Amo ter amigos artistas. Conversar com eles é uma dádiva. Os artistas têm uma percepção ampliada do mundo, da biologia, das organelas, da mitocôndria. Adoro a palavra ‘mitocôndria’ e sua função de respiração celular. A mitocôndria é fantástica! Certa vez, uma amiga deu à luz a uma menina e me ligou para pedir sugestões para o nome da recém-nascida. Falei sem titubear: Mitocôndria. Ela desligou o telefone e nem deu tempo para eu explicar o papel crucial da mitocôndria que mantém viva a energia das células.

O artista é a mitocôndria de nosso organismo social. Ele traz o oxigênio da criatividade, o oxigênio de uma realidade aguçada entre a sensibilidade e a razão. Os artistas nos fazem ressignificar as estruturas arcaicas. Eles plantam uma semente de crença no que há de mais nobre na humanidade. Os grandes artistas entendem e praticam a função social da arte e sua crítica constante ao modelo decadente de sociedade. Arte é reflexo. É o espelho do que experenciamos no cotidiano. E esse espelho deve ser amplificado, questionado. A verdadeira arte causa reflexão. É nisso que acredito e sigo a fazer míseras reflexões de pirilampos para aliviar a dor particular e a inquietude existencial.

Outra amiga, uma artista veterana, também não ia gostar do nome mitocôndria. Mas ia gargalhar, no mínimo, desse disparate.  Suzana é o nome dela, de sobrenome Menezes. Dona de uma voz potente, Suzana é aquele tipo de pessoa que emana carisma, espontaneidade e talento. Quem a conhece jamais esquece de sua gargalhada solta, de sua baianidade estampada no sotaque e na grandeza das almas generosas que fazem sacrifícios sem se queixar. Suzana é um presente e sua presença é requisitada em festividades para celebrar a vida. No início do ano passado, quando sabíamos o que era uma pandemia apenas em livros de história ou em filmes de ficção científica, perguntei a Suzana: qual o sentido da vida? Ela rio, desdenhou, falou uns típicos palavrões da terra de Gregório de Matos e soltou essa pérola: ‘O sentido da vida é não adoecer’. Essa frase ficou gravada na memória, um aforismo pontual, com a nítida potência diante da vida.

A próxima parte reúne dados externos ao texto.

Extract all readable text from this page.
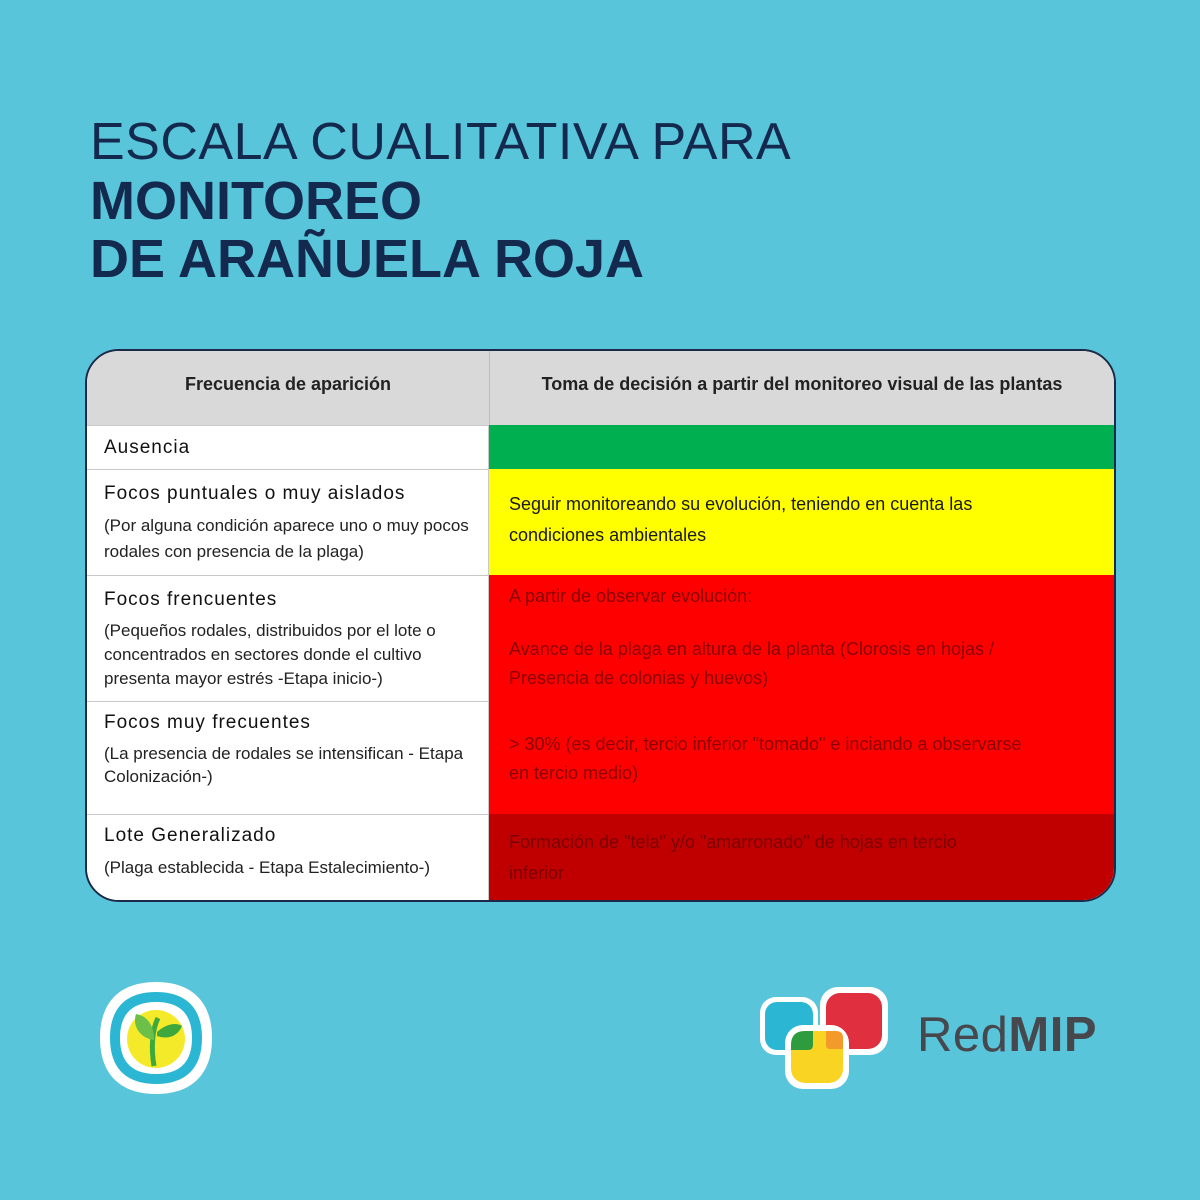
ESCALA CUALITATIVA PARA
MONITOREO
DE ARAÑUELA ROJA
Frecuencia de aparición	Toma de decisión a partir del monitoreo visual de las plantas
Ausencia
Focos puntuales o muy aislados
(Por alguna condición aparece uno o muy pocos rodales con presencia de la plaga)
Focos frencuentes
(Pequeños rodales, distribuidos por el lote o concentrados en sectores donde el cultivo presenta mayor estrés -Etapa inicio-)
Focos muy frecuentes
(La presencia de rodales se intensifican - Etapa Colonización-)
Lote Generalizado
(Plaga establecida - Etapa Estalecimiento-)
Seguir monitoreando su evolución, teniendo en cuenta las
condiciones ambientales
A partir de observar evolución:
Avance de la plaga en altura de la planta (Clorosis en hojas /
Presencia de colonias y huevos)
> 30% (es decir, tercio inferior "tomado" e inciando a observarse
en tercio medio)
Formación de "tela" y/o "amarronado" de hojas en tercio
inferior
RedMIP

Somos feitos pela matéria bruta da contradição. E os artistas estão aí para revelar nosso cântico de dor e de júbilo. O mundo capitalizado pela ganância também está doente.  A natureza pede socorro: rios e mares poluídos, desmatamentos, rompimento de barragens em nome da mineração desenfreada. E para piorar o habitat natural, estamos vivenciando a pandemia da Covid-19 que mata milhares por dia. O ecossistema gigante caminha adoecido e me sinto uma mitocôndria minúscula. É necessário lutar para não adoecer! 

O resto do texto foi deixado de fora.